Personal information
- Full name: Robert Crossan Morrison
- Date of birth: 16 February 1933
- Place of birth: Chapelhall, Scotland
- Date of death: 1999 (aged 65–66)
- Place of death: Airdrie, Scotland
- Position(s): Inside forward

Youth career
- Chapelhall Hearts

Senior career*
- Years: Team / Apps / (Gls)
- –: Dalry Thistle
- 1951–1957: Falkirk / 57 / (16)
- 1957–1958: Rangers / 5 / (6)
- 1958–1959: Nottingham Forest / 1 / (0)
- 1959–1961: Workington / 53 / (20)
- 1961–1962: Coleraine
- 1962–1964: Stenhousemuir / 57 / (2)

International career
- 1955: Scotland B vs A trial / 1 / (0)

= Bobby Morrison (footballer, born 1933) =

Scottish footballer

Robert Crossan Morrison (16 February 1933 – 1999) was a Scottish footballer who played mainly as an inside right.

==Career==
Morrison began his senior career with Falkirk, impressing sufficiently in a 'trial' match between the club and a Scotland XI in late 1954 to be selected for the 'Scotland B' team against the same opponents a few months later alongside several Bairns colleagues, although this did not lead on to a full international cap.

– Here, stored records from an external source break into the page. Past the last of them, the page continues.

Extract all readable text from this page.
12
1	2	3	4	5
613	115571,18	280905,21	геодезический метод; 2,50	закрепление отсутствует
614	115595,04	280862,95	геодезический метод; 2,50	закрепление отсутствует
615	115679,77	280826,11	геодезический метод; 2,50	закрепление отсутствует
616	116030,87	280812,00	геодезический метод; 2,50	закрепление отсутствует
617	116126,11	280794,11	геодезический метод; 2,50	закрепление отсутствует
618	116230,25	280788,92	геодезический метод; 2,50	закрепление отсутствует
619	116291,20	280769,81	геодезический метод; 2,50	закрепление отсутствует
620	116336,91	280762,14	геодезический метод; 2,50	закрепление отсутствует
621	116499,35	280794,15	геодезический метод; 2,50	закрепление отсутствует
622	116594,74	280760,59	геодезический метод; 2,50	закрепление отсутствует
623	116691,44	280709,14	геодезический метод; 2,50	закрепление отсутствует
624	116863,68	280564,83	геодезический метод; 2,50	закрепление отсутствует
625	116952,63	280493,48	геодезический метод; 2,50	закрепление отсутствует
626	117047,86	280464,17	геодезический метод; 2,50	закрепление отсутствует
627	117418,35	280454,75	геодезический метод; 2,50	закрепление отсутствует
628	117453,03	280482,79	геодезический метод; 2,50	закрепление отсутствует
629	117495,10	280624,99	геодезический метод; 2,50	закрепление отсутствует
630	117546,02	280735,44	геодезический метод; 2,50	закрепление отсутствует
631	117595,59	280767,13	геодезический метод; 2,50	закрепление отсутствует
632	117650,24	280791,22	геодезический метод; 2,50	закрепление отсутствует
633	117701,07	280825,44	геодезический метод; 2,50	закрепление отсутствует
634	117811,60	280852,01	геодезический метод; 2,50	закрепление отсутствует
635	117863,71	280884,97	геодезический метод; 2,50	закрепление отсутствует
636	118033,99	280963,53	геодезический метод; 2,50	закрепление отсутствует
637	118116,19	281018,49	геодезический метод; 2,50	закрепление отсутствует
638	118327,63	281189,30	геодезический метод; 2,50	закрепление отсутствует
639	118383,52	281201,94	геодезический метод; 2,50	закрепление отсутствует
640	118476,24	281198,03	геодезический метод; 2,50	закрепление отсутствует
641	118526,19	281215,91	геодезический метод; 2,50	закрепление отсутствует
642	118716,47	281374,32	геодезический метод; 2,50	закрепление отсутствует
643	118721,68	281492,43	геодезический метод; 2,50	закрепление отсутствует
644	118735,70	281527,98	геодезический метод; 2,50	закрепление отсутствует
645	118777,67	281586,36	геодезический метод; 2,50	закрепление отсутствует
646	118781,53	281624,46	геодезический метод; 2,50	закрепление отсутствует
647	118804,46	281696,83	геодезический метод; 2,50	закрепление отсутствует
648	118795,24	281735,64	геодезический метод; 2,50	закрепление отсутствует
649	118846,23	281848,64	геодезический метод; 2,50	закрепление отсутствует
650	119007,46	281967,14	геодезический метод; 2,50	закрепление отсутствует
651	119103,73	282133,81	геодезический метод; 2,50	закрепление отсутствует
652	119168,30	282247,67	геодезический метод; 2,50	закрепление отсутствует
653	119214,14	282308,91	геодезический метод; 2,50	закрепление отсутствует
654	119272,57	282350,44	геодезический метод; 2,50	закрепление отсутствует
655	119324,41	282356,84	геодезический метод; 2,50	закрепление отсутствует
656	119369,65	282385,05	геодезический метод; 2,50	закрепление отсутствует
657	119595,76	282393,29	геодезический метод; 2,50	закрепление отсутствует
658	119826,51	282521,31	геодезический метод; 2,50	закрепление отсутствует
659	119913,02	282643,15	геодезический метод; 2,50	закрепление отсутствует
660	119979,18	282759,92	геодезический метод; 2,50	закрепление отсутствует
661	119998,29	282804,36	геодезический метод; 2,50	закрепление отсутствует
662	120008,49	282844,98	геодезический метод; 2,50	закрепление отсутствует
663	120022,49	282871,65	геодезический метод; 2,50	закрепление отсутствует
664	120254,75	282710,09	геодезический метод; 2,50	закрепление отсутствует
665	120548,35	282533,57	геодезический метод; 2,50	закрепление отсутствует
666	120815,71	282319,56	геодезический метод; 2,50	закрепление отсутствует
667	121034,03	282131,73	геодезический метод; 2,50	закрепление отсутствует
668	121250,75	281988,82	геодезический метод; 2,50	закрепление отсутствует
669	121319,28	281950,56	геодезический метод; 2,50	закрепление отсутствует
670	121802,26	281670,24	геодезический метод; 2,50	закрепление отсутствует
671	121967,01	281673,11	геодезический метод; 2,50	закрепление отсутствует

In January 1957, he transferred to defending Scottish champions Rangers in a swap deal with Derek Grierson, and made a strong start at Ibrox with a goal on his debut in an Old Firm Scottish Cup tie (a 4–4 draw; Celtic won the replay), then scored six times in five league matches as the Gers clinched the 1956–57 Scottish Division One title – despite his input, it is unclear if Morrison received a winner's medal due to the low number of matches he played. At the end of the season he was in the side that won the Glasgow Merchants Charity Cup, scoring in the final. However, he only featured in one League Cup tie in the following campaign.

In the summer of 1958, he was released on a free transfer by Rangers and joined Nottingham Forest, but was also unable to break into the first team at the City Ground and appeared in only one Football League match in his single season with Forest (during which they won the FA Cup), then moved on to Workington where he began to play regularly again, albeit in the fourth tier of English football. In 1961 he switched to Coleraine of Northern Ireland for a year before returning to Scotland with part-timers Stenhousemuir.